Le manque d’oxygène commence aussi à se faire ressentir. D’abord un petit mal de tête, qui s’intensifie, puis des nausées… heureusement ça s’arrête là pour moi. Pour certains, la dernière étape, des vomissements, annoncent un coma imminent et l’évacuation vers des altitudes basses est obligatoire. On redescend petit à petit vers Leh à 3500m où je prends une journée de repos pour m’acclimater. J’en profites pour découvrir la forte culture tibétaine présente ici en visitant les divers marchés et boutiques de réfugiés. Je visite aussi les hauteurs de la ville qui donnent une belle vue sur les montagnes environnantes. L’acclimatation se fait en douceur et je suis prêt pour ma dernière étape en auto-stop : le Cachemire !
Samedi 26 Août 2017,
De Leh, je décide de rejoindre Srinagar, la capitale du Cachemire. Je prends la décision que cette étape sera la dernière de mon voyage en stop. Après ça je prendrai le bus pour aller jusqu’à Delhi avec une petite étape à Dharamsala.
Je me dirige donc vers la sortie de la ville, où une première voiture me dépose à un petit village un peu plus loin. De là, je marche une bonne heure avant qu’une voiture ne s’arrête. C’est Rajat, un jeune banquier d’affaires qui me prend dans le taxi qu’il vient de louer pour la journée. Il compte visiter certains coins de la région, et comme c’est sur mon trajet, il me propose de l’accompagner. Encore un service de luxe pour un vagabond en auto-stop ! Nous suivons d’abord le fleuve de l’indus qui offre des paysages magnifiques avant de visiter un temple bouddhiste du 11e siècle.
Sur la route, Mamet, le chauffeur, nous montre un endroit où Newton aurait perdu la raison. Sur une pente assez rude, il laisse la voiture avancer en coupant le contact. Au début elle accélère, puis elle ralentit pour au final s’arrêter au milieu de la pente. Ce phénomène s’explique par un champs magnétique qui se situe en dessous de la route.
Je quitte Rajat après le déjeuner pour poursuivre ma route jusqu’à Kargil, ville qui fût le théâtre des plus récents affrontements entre le Pakistan et l’Inde (1999). À partir de Kargil, je sens que je rentre dans un nouveau territoire, plus hostile. Les moines et les monastères laissent place aux militaires et aux casernes. La population change aussi. Les saris laissent place aux burqas et les imberbes aux barbus. Un de mes conducteurs me raconte les déplacements de masses de population : Il se souvient surtout du temps à attendre les bus et regrette les deux années d’école qu’il a perdu.

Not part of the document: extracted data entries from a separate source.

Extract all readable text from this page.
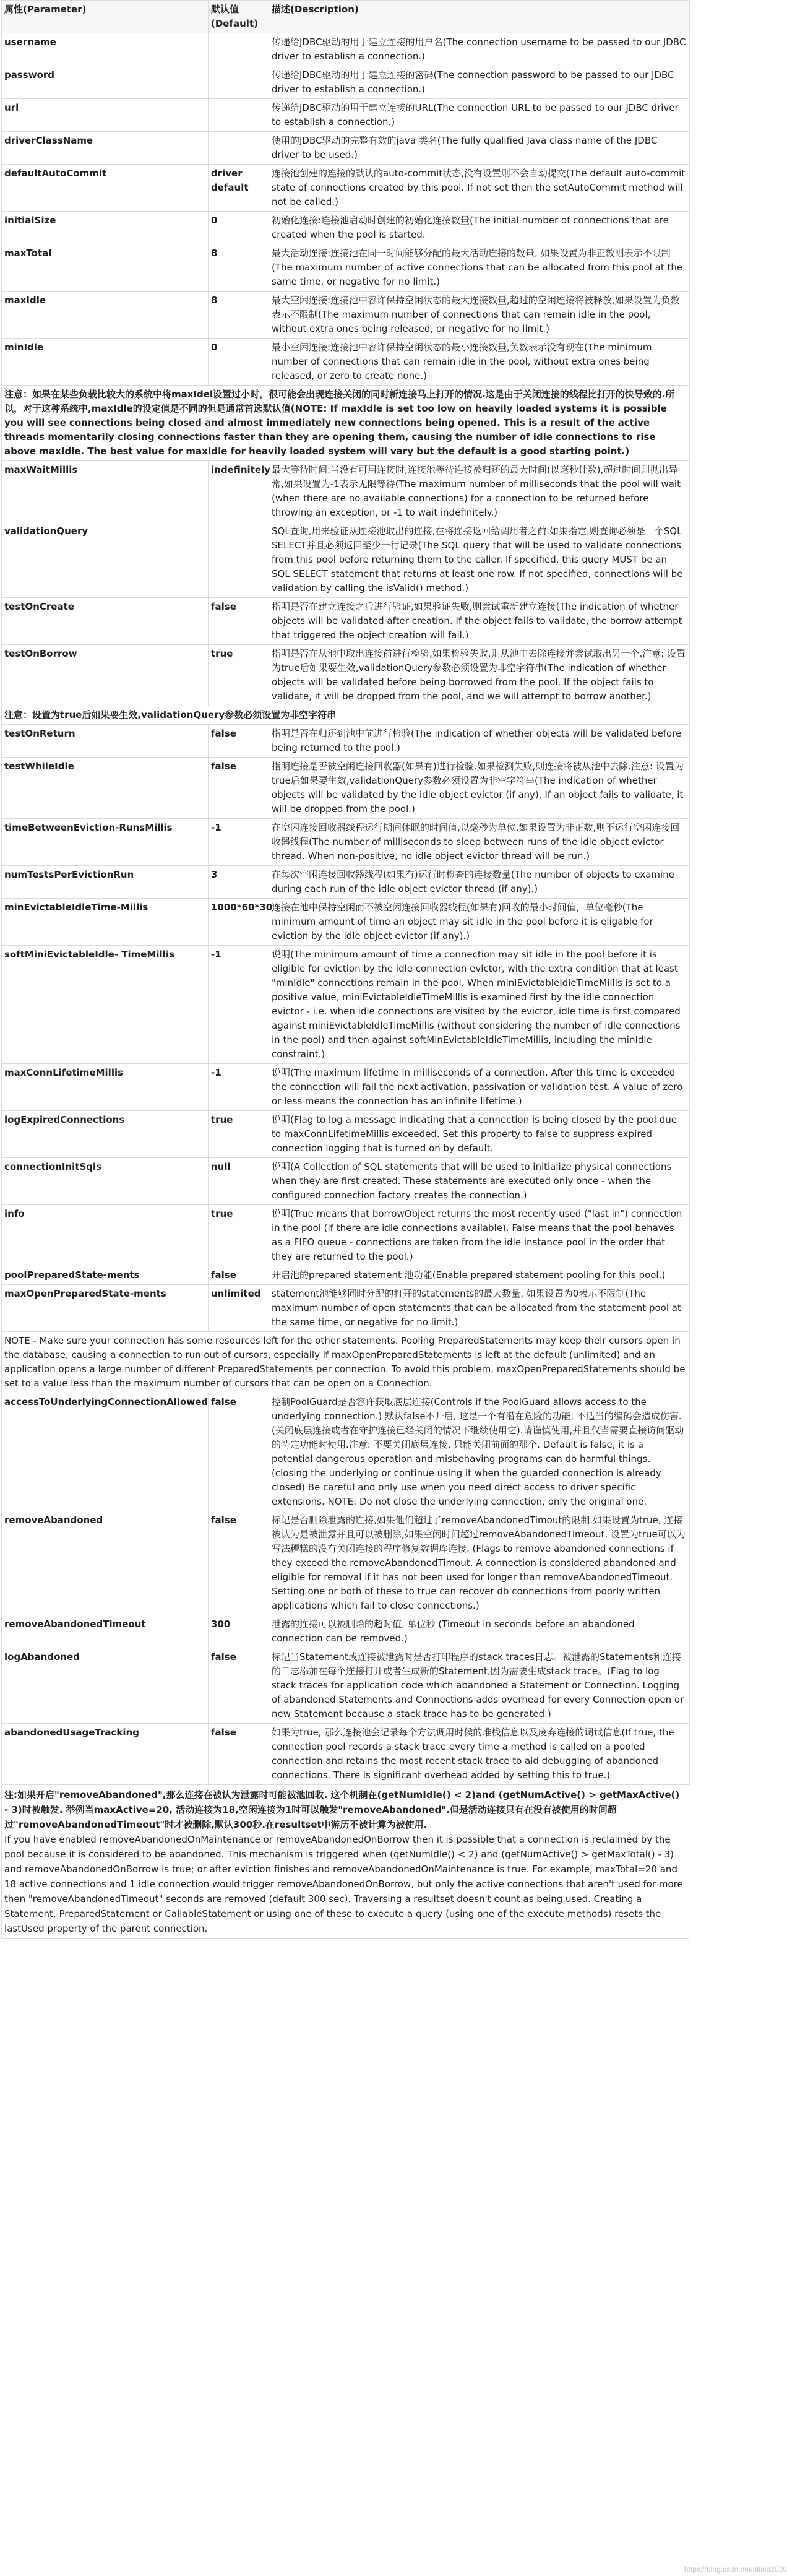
属性(Parameter)	默认值(Default)	描述(Description)
username		传递给JDBC驱动的用于建立连接的用户名(The connection username to be passed to our JDBC driver to establish a connection.)
password		传递给JDBC驱动的用于建立连接的密码(The connection password to be passed to our JDBC driver to establish a connection.)
url		传递给JDBC驱动的用于建立连接的URL(The connection URL to be passed to our JDBC driver to establish a connection.)
driverClassName		使用的JDBC驱动的完整有效的java 类名(The fully qualified Java class name of the JDBC driver to be used.)
defaultAutoCommit	driver default	连接池创建的连接的默认的auto-commit状态,没有设置则不会自动提交(The default auto-commit state of connections created by this pool. If not set then the setAutoCommit method will not be called.)
initialSize	0	初始化连接:连接池启动时创建的初始化连接数量(The initial number of connections that are created when the pool is started.
maxTotal	8	最大活动连接:连接池在同一时间能够分配的最大活动连接的数量, 如果设置为非正数则表示不限制(The maximum number of active connections that can be allocated from this pool at the same time, or negative for no limit.)
maxIdle	8	最大空闲连接:连接池中容许保持空闲状态的最大连接数量,超过的空闲连接将被释放,如果设置为负数表示不限制(The maximum number of connections that can remain idle in the pool, without extra ones being released, or negative for no limit.)
minIdle	0	最小空闲连接:连接池中容许保持空闲状态的最小连接数量,负数表示没有现在(The minimum number of connections that can remain idle in the pool, without extra ones being released, or zero to create none.)
注意：如果在某些负载比较大的系统中将maxIdel设置过小时，很可能会出现连接关闭的同时新连接马上打开的情况.这是由于关闭连接的线程比打开的快导致的.所以，对于这种系统中,maxIdle的设定值是不同的但是通常首选默认值(NOTE: If maxIdle is set too low on heavily loaded systems it is possible you will see connections being closed and almost immediately new connections being opened. This is a result of the active threads momentarily closing connections faster than they are opening them, causing the number of idle connections to rise above maxIdle. The best value for maxIdle for heavily loaded system will vary but the default is a good starting point.)		
maxWaitMillis	indefinitely	最大等待时间:当没有可用连接时,连接池等待连接被归还的最大时间(以毫秒计数),超过时间则抛出异常,如果设置为-1表示无限等待(The maximum number of milliseconds that the pool will wait (when there are no available connections) for a connection to be returned before throwing an exception, or -1 to wait indefinitely.)
validationQuery		SQL查询,用来验证从连接池取出的连接,在将连接返回给调用者之前.如果指定,则查询必须是一个SQL SELECT并且必须返回至少一行记录(The SQL query that will be used to validate connections from this pool before returning them to the caller. If specified, this query MUST be an SQL SELECT statement that returns at least one row. If not specified, connections will be validation by calling the isValid() method.)
testOnCreate	false	指明是否在建立连接之后进行验证,如果验证失败,则尝试重新建立连接(The indication of whether objects will be validated after creation. If the object fails to validate, the borrow attempt that triggered the object creation will fail.)
testOnBorrow	true	指明是否在从池中取出连接前进行检验,如果检验失败,则从池中去除连接并尝试取出另一个.注意: 设置为true后如果要生效,validationQuery参数必须设置为非空字符串(The indication of whether objects will be validated before being borrowed from the pool. If the object fails to validate, it will be dropped from the pool, and we will attempt to borrow another.)
注意：设置为true后如果要生效,validationQuery参数必须设置为非空字符串		
testOnReturn	false	指明是否在归还到池中前进行检验(The indication of whether objects will be validated before being returned to the pool.)
testWhileIdle	false	指明连接是否被空闲连接回收器(如果有)进行检验.如果检测失败,则连接将被从池中去除.注意: 设置为true后如果要生效,validationQuery参数必须设置为非空字符串(The indication of whether objects will be validated by the idle object evictor (if any). If an object fails to validate, it will be dropped from the pool.)
timeBetweenEviction-RunsMillis	-1	在空闲连接回收器线程运行期间休眠的时间值,以毫秒为单位.如果设置为非正数,则不运行空闲连接回收器线程(The number of milliseconds to sleep between runs of the idle object evictor thread. When non-positive, no idle object evictor thread will be run.)
numTestsPerEvictionRun	3	在每次空闲连接回收器线程(如果有)运行时检查的连接数量(The number of objects to examine during each run of the idle object evictor thread (if any).)
minEvictableIdleTime-Millis	1000*60*30	连接在池中保持空闲而不被空闲连接回收器线程(如果有)回收的最小时间值，单位毫秒(The minimum amount of time an object may sit idle in the pool before it is eligable for eviction by the idle object evictor (if any).)
softMiniEvictableIdle- TimeMillis	-1	说明(The minimum amount of time a connection may sit idle in the pool before it is eligible for eviction by the idle connection evictor, with the extra condition that at least "minIdle" connections remain in the pool. When miniEvictableIdleTimeMillis is set to a positive value, miniEvictableIdleTimeMillis is examined first by the idle connection evictor - i.e. when idle connections are visited by the evictor, idle time is first compared against miniEvictableIdleTimeMillis (without considering the number of idle connections in the pool) and then against softMinEvictableIdleTimeMillis, including the minIdle constraint.)
maxConnLifetimeMillis	-1	说明(The maximum lifetime in milliseconds of a connection. After this time is exceeded the connection will fail the next activation, passivation or validation test. A value of zero or less means the connection has an infinite lifetime.)
logExpiredConnections	true	说明(Flag to log a message indicating that a connection is being closed by the pool due to maxConnLifetimeMillis exceeded. Set this property to false to suppress expired connection logging that is turned on by default.
connectionInitSqls	null	说明(A Collection of SQL statements that will be used to initialize physical connections when they are first created. These statements are executed only once - when the configured connection factory creates the connection.)
info	true	说明(True means that borrowObject returns the most recently used ("last in") connection in the pool (if there are idle connections available). False means that the pool behaves as a FIFO queue - connections are taken from the idle instance pool in the order that they are returned to the pool.)
poolPreparedState-ments	false	开启池的prepared statement 池功能(Enable prepared statement pooling for this pool.)
maxOpenPreparedState-ments	unlimited	statement池能够同时分配的打开的statements的最大数量, 如果设置为0表示不限制(The maximum number of open statements that can be allocated from the statement pool at the same time, or negative for no limit.)
NOTE - Make sure your connection has some resources left for the other statements. Pooling PreparedStatements may keep their cursors open in the database, causing a connection to run out of cursors, especially if maxOpenPreparedStatements is left at the default (unlimited) and an application opens a large number of different PreparedStatements per connection. To avoid this problem, maxOpenPreparedStatements should be set to a value less than the maximum number of cursors that can be open on a Connection.		
accessToUnderlyingConnectionAllowed	false	控制PoolGuard是否容许获取底层连接(Controls if the PoolGuard allows access to the underlying connection.) 默认false不开启, 这是一个有潜在危险的功能, 不适当的编码会造成伤害.(关闭底层连接或者在守护连接已经关闭的情况下继续使用它).请谨慎使用,并且仅当需要直接访问驱动的特定功能时使用.注意: 不要关闭底层连接, 只能关闭前面的那个. Default is false, it is a potential dangerous operation and misbehaving programs can do harmful things. (closing the underlying or continue using it when the guarded connection is already closed) Be careful and only use when you need direct access to driver specific extensions. NOTE: Do not close the underlying connection, only the original one.
removeAbandoned	false	标记是否删除泄露的连接,如果他们超过了removeAbandonedTimout的限制.如果设置为true, 连接被认为是被泄露并且可以被删除,如果空闲时间超过removeAbandonedTimeout. 设置为true可以为写法糟糕的没有关闭连接的程序修复数据库连接. (Flags to remove abandoned connections if they exceed the removeAbandonedTimout. A connection is considered abandoned and eligible for removal if it has not been used for longer than removeAbandonedTimeout. Setting one or both of these to true can recover db connections from poorly written applications which fail to close connections.)
removeAbandonedTimeout	300	泄露的连接可以被删除的超时值, 单位秒 (Timeout in seconds before an abandoned connection can be removed.)
logAbandoned	false	标记当Statement或连接被泄露时是否打印程序的stack traces日志。被泄露的Statements和连接的日志添加在每个连接打开或者生成新的Statement,因为需要生成stack trace。(Flag to log stack traces for application code which abandoned a Statement or Connection. Logging of abandoned Statements and Connections adds overhead for every Connection open or new Statement because a stack trace has to be generated.)
abandonedUsageTracking	false	如果为true, 那么连接池会记录每个方法调用时候的堆栈信息以及废弃连接的调试信息(If true, the connection pool records a stack trace every time a method is called on a pooled connection and retains the most recent stack trace to aid debugging of abandoned connections. There is significant overhead added by setting this to true.)
注:如果开启"removeAbandoned",那么连接在被认为泄露时可能被池回收. 这个机制在(getNumIdle() < 2)and (getNumActive() > getMaxActive() - 3)时被触发. 举例当maxActive=20, 活动连接为18,空闲连接为1时可以触发"removeAbandoned".但是活动连接只有在没有被使用的时间超过"removeAbandonedTimeout"时才被删除,默认300秒.在resultset中游历不被计算为被使用.
If you have enabled removeAbandonedOnMaintenance or removeAbandonedOnBorrow then it is possible that a connection is reclaimed by the pool because it is considered to be abandoned. This mechanism is triggered when (getNumIdle() < 2) and (getNumActive() > getMaxTotal() - 3) and removeAbandonedOnBorrow is true; or after eviction finishes and removeAbandonedOnMaintenance is true. For example, maxTotal=20 and 18 active connections and 1 idle connection would trigger removeAbandonedOnBorrow, but only the active connections that aren't used for more then "removeAbandonedTimeout" seconds are removed (default 300 sec). Traversing a resultset doesn't count as being used. Creating a Statement, PreparedStatement or CallableStatement or using one of these to execute a query (using one of the execute methods) resets the lastUsed property of the parent connection.
https://blog.csdn.net/difnid2020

Le camin qui me déposera jusqu’à Kargil

Sur la route entre Kargil et Srinagard : De l’autre côté de la montagne (au fond) se trouve la zone contrôlée par le Pakistan
Je continue ma route jusqu’à Srinagar, principale ville et capitale du Cachemire. Je trouve d’abord un conducteur qui va jusqu’à ma destination. Par contre, je souhaite profiter un peu plus de la région et lui demande de me déposer près d’un glacier où je déjeune et poursuis une partie du trajet à pied. Je regrette presque cette décision lorsque je décide de reprendre la route et qu’un glissement de terrain ralentit le trafic de plusieurs heures. Heureusement, j’arrive à Srinagar avant la tombée de la nuit.

Pas le temps de s’arrêter, le déjeuner préparé dans le camion !

Fonte des derniers glaciers sur le bord de la route

Un glissement de terrain bloque la circulation et me ralentit de plusieurs heures

À l’arrière d’une camionnette : Tous les moyens sont bons pour avancer !

Mon dernier conducteur de ce voyage !
Que ce soit à Kargil ou à Srinagar, les cachemiris que je rencontre réclament tous leurs indépendance. Ici, dire que le Cachemire est une région de l’Inde fait grincer des dents : c’est un territoire occupé. Et comment ne pas les comprendre? Il y a des militaires lourdement armés à tous les coins de rue la répression est sévère lors des manifestations. Autour d’un street food, je rencontre deux avocats qui me font ensuite visiter leur ville. Ils m’expliquent les différents moyens de résistance, pacifique et armé. On passe à côté d’une prison politique où ils connaissent les noms de leurs héros qui y sont enfermés. Ils m’expliquent aussi que dans les villages, tout le monde sait qui est rebelle et qui ne l’est pas.

Qui a dit que le Cachemire manquait de backpackers?
Malgré cette tension palpable, je me sens plus en sécurité ici que n’importe où en Inde où je suis à l’abris des arnaques contre les touristes. Les habitants sont d’une hospitalité incroyable et sont contents de voir des étrangers. Pareil qu’à Kargil, le tourisme est complètement mort et la population est bien consciente qu’ils font les frais d’une mauvaise publicité de la presse internationale. Pourtant la région possède un potentiel énorme : ski, trekking, rafting, parapente, escalade… et tout ça au cœur de l’Himalaya ! Pendant mes quelques jours au Cachemire, j’ai croisé qu’un seul couple de touristes européens et une seule famille d’indiens.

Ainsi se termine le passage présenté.